Still, I agree that it doesn't exempt one for their actions. I just don't think it's always binary like that, especially for chronic conditions that can be improved but not solved.
i'm not saying that flexibility and support for those suffering is a bad thing by any means, i'm just saying that there's a massive difference between "i have anxiety, deal with it" and "sorry i struggle with [thing] because of anxiety, but i'm working on it and support in the form of x would help me achieve y in the meantime"
I've seen the opposite. Also as an immigrant to the states, I've seen so much more anxiety from fellow immigrants than those raised here. There's so much fragility in having and maintaining immigrant status - particularly from countries with long wait times for permanent residency, that it seems hard not to be anxious.
Until very recently when I started realizing the mental and physical toll of it, I would completely panic over any sort of planning for the future (even things as inconsequential as hearing other people talking about buying tickets for a concert) because it'd remind me of the instability of my position.
In contrast the people born here, while certainly having concerns about their future, tend to feel comfortable enough in knowing that they have some basic level of stability around them.

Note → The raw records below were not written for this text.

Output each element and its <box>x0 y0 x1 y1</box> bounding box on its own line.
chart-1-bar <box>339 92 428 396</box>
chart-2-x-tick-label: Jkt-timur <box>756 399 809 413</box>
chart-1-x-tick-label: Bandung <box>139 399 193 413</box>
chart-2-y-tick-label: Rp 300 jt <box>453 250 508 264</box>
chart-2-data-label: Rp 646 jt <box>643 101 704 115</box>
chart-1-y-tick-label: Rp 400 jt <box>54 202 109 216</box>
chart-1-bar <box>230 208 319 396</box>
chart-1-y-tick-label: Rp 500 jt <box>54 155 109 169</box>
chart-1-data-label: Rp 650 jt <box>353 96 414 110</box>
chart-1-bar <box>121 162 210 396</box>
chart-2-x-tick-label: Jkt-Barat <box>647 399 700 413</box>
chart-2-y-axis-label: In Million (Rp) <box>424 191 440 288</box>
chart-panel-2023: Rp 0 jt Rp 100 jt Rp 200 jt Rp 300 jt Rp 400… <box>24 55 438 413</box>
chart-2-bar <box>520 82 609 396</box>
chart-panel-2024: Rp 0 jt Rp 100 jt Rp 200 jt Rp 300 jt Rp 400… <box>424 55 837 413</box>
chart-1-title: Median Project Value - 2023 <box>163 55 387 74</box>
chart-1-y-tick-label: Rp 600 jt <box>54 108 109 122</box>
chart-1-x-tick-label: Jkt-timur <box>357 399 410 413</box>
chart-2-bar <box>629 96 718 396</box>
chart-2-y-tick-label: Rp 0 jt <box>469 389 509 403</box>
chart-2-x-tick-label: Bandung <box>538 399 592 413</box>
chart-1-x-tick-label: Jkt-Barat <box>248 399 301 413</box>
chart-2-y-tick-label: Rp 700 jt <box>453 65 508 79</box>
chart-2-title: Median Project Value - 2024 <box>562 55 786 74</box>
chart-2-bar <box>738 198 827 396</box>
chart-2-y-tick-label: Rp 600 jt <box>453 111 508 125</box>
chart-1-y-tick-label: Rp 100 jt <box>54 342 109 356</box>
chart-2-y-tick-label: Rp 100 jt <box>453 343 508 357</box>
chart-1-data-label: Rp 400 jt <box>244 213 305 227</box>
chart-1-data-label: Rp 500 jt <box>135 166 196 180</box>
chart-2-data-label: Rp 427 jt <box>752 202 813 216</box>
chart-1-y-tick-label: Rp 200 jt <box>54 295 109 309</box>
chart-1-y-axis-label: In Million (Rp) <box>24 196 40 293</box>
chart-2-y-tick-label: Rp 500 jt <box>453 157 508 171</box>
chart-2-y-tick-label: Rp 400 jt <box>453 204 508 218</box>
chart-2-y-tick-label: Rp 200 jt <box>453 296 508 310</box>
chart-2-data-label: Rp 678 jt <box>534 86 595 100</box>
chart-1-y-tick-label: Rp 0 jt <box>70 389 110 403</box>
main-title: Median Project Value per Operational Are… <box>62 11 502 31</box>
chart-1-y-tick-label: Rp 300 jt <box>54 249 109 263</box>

After realizing the toll it was taking on me, I've had to work on recognizing the signs of another round of panic and get better at gaslighting myself to be more apathetic of whatever might happen and reminding myself that ultimately, my sanity is more important than immigration and with my education and skills I can probably do fine in most other countries with similar standards of living.
Basically, my heart wants to tell her, labeling this as a condition and overthinking about being an overthinker will make it worse. Just stay busy and it will work out.
But then ill be deemed as insensitive etc… Ive tried to share what Ive done, like simply not allow myself google a medical condition beyond 10 minutes but ive gotten negative reactions.
Something else you can do is to not add to your partner's anxiety. Be understanding of her flaws and failures, just as you would like her to be understanding of yours.
I was surprised when the bar wasn’t already full with my “Hi” opening. There’s probably little that makes me more anxious than the perspective of time-consuming handshake protocols with people you don’t really want to hear cause they needy or demanding. Most of the times you see my single-checkmark is because there’s `HELLO` with no subject.
I think I pushed the simulator too far with my "hello" message and it crashed.
Btw, The sample messages animation may look cool, but forcing the focus to them makes the UI annoying on mobile. I was trying to read the site's header and the page kept scrolling to each automated message there.
yeah, my wife is very anxious and it was very difficult for me to understand her, especially in the beginning, when I didn't take anxiety very seriously.
Very nice. I made it anxious by talking about weekend plans then how I was going to a show with all my closest friends. Then I begged the bot to join us. The anxiety went away but I made it worse again by begging. This is spot on.
I talked about my cute cat which made it happy and then I asked it to take care of my cat tomorrow. That triggered an anxious response which kind of makes sense but I wonder if a more accurate response would have been not replying at all. Or agreeing to the direct request
That is a good point. I think anxiety can take many different forms one being lying and just saying yes to something, creating excuses, or not responding. It would be cool to simulate all the different potential responses.
10/10, I have to say that this is very accurate. Bot perfectly simulated what happens to me when someone types "hey" into chat. Me too bot, me too.